In [1]:
from mlops.util_funcs import clean_data, transform_data, eval_metrics_logs
from mlops.project_libraries import *

##########################    READING IN DATASETS    ##########################

In [2]:
# import training and testing features
df_train = pd.read_csv("../data/training_features.csv")
df_test = pd.read_csv("../data/testing_features.csv")

In [3]:
# importing training and testing targets
y_train = pd.read_csv("../data/training_targets.csv")
y_test = pd.read_csv("../data/testing_targets.csv")

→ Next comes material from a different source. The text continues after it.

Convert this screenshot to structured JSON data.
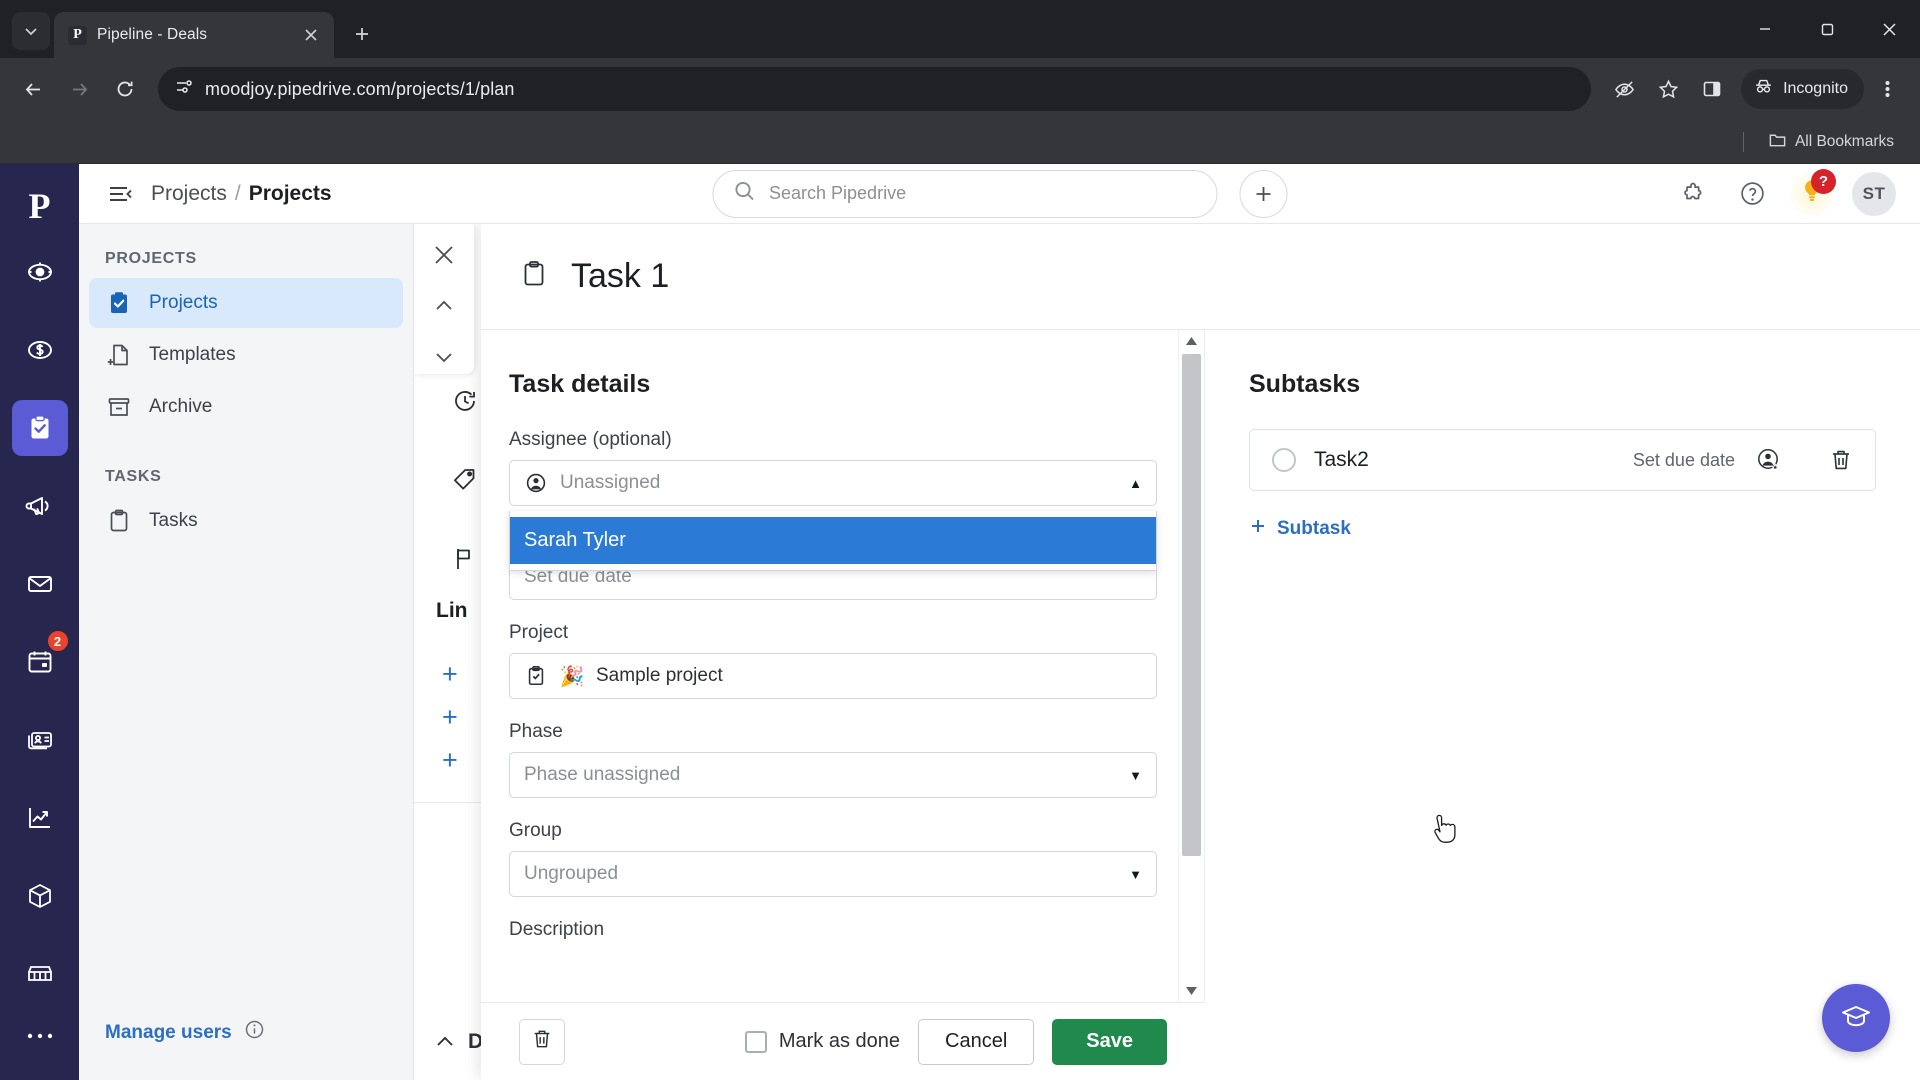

# converting the data to arrays
y_train = y_train.values.ravel()
y_test = y_test.values.ravel()

In [4]:
# clean and preprocess the data
train_clean = clean_data(df_train)
test_clean = clean_data(df_test)

In [5]:
# normalize and fill null values
train_norm = transform_data(train_clean)
test_norm = transform_data(test_clean)

In [6]:
# dataframe to dictionary
train_dict = train_norm.to_dict(orient='records')
val_dict = test_norm.to_dict(orient='records')

model_docker = make_pipeline(
    DictVectorizer(),
    LogisticRegression()
)

model_docker.fit(train_dict, y_train)

with open('model.pkl', 'wb') as file:
    pickle.dump(model_docker, file)

##########################    SETTING UP REMOTE MLFLOW ENVIRONMENT   ##########################

In [7]:
# fill in AWS profile
os.environ["AWS_PROFILE"] = "demiga-g"

# Setting tracking uri (unique resource identifier)
TRACKING_SERVER_HOST = '127.0.0.1' #'13.51.13.52' 
mlflow.set_tracking_uri(f"http://{TRACKING_SERVER_HOST}:5000")

# Check validity of url
print(f"tracking URI: '{mlflow.get_tracking_uri()}'")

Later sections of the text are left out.